Так закончилось мое увлечение радиотехникой, но не совсем, так как я делал еще попытки паять радиоприемники, но уже на диодах, триодах и т.д. Но это было  в первый год моей работы.  Так что увлечение техникой, видимо, было у меня в крови. Что поделаешь . . . . ..
   Несмотря на мою успешную учебу в медицинском институте, меня вновь, уж который раз, потянуло к технике. Была зима 1956 года. Скончался мой дед Абрамов Николай Никифорович, который проживал в Красноярске. Отец уехал на похороны и вскоре возвратился, да привез одиннадцать тысяч рублей. Оказывается, у деда был свой лом, который был завещан отцу, и отец его продал. Деду было 86 лет, он прожил неплохую жизнь, мы его помянули, но никогда не забывали. Здесь, в Томске проживали его две дочери  Леля и Котя, как называл их отец. Екатерина Николаевна была замужем за известным в Томске спортсменом- конькобежцем Геннадием Васильевичем Топоровым, который позднее стал профессором строительного института. А Елена Николаевна состояла в браке с Владимиром Ивановичем  Некрасовым, который занимал большую должность в системе электроснабжения Томска.
   У Топоровых родились  сын Юрий и дочь Ирина. Юрий в возрасте сорока лет скончался от рака толстой кишки, а Ирина
вышла заму за Юрия Саблина и родила двух дочерей. Они и сейчас проживают в Томске,  и мы с ними встречаемся, когда приезжаем  туда.

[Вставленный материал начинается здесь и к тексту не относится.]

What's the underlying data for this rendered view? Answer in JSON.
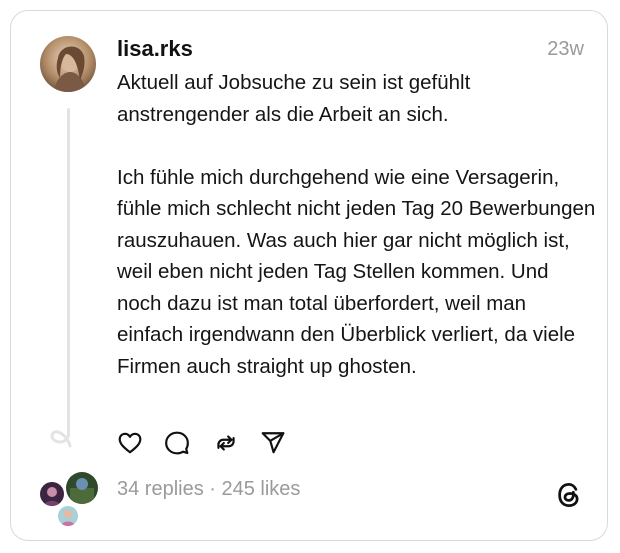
{
  "post": {
    "username": "lisa.rks",
    "time": "23w",
    "text": "Aktuell auf Jobsuche zu sein ist gefühlt anstrengender als die Arbeit an sich.\n\nIch fühle mich durchgehend wie eine Versagerin, fühle mich schlecht nicht jeden Tag 20 Bewerbungen rauszuhauen. Was auch hier gar nicht möglich ist, weil eben nicht jeden Tag Stellen kommen. Und noch dazu ist man total überfordert, weil man einfach irgendwann den Überblick verliert, da viele Firmen auch straight up ghosten."
  },
  "actions": {
    "like": "heart-icon",
    "reply": "comment-icon",
    "repost": "repost-icon",
    "share": "send-icon"
  },
  "footer": {
    "stats": "34 replies · 245 likes",
    "logo": "threads-logo-icon"
  },
  "colors": {
    "text": "#151515",
    "muted": "#9a9a9a",
    "border": "#d9d9d9"
  }
}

   У Некрасовых тоже двое детей, но один скончался, а второй проживает в Томске, но с ним мы очень долго не виделись.
   Так вот, когда отец вернулся с похорон,
то никто из его сестер не претендовал на долю, но отец отдал какую то часть денег им обоим, а основную массу оставил себе.
   Они с мамой мечтали сменить мебель,
купить новую одежду, а я , как банный лист, пристал к отцу с вопросом о приобретении мотоцикла.
-  Пап, а давай купим мотоцикл ? Я буду тебя возить на работу, мамку на базар и в магазины, да вообще можно будет куда-то съездить ?!
   Отец, немного подумав. Спросил:
- А сколько он стоит?
- Три тысячи рублей – бойко ответил я, так как видел объявления на столбах о продаже мотоциклов и давно мечтал о такой покупке.
- А давай, - махнув рукой, ответил отец, - действительно, деньги как вода, прольются сквозь пальцы и неизвестно куда исчезнут, а тут будет хорошая, нужная вещь. Давай, Юрашка, ищи подходящий мотоцикл!
  Который раз я уже был на высоте счастья!
   И вот я читаю объявление о продаже мотоцикла ИЖ-49, срываю его со столба, иду по адресу. Это частный дом, рядом небольшой гараж, я стучусь, и на стук выходит молодой парень, несколько старше меня. Я излагаю ему суть своего посещения.
  Он идет к гаражу, открывает его и выводит, держа за руль, черный, блестящий, с хромированными выхлопными трубами мотоцикл.  Сердце мое часто забилось, во рту пересохло. Я попросил завести мотор и проехаться по ограде, что он и выполнил, сказав:
- Он хоть и не новый, но в отличном состоянии. Ездить, да ездить.
- А чего решил продавать –то ? –спросил я.
- Хочу М-72 купить, посолидней. Да и места три.
   Разговаривали много и, наконец, сторговались.
- Значит, завтра приходи к ГАИ, на Ленина,
там и оформим все. Да деньги не забудь –
уже вдогонку крикнул  мне парень, но я лишь помахал ему рукой, так как от волнения не мог говорить.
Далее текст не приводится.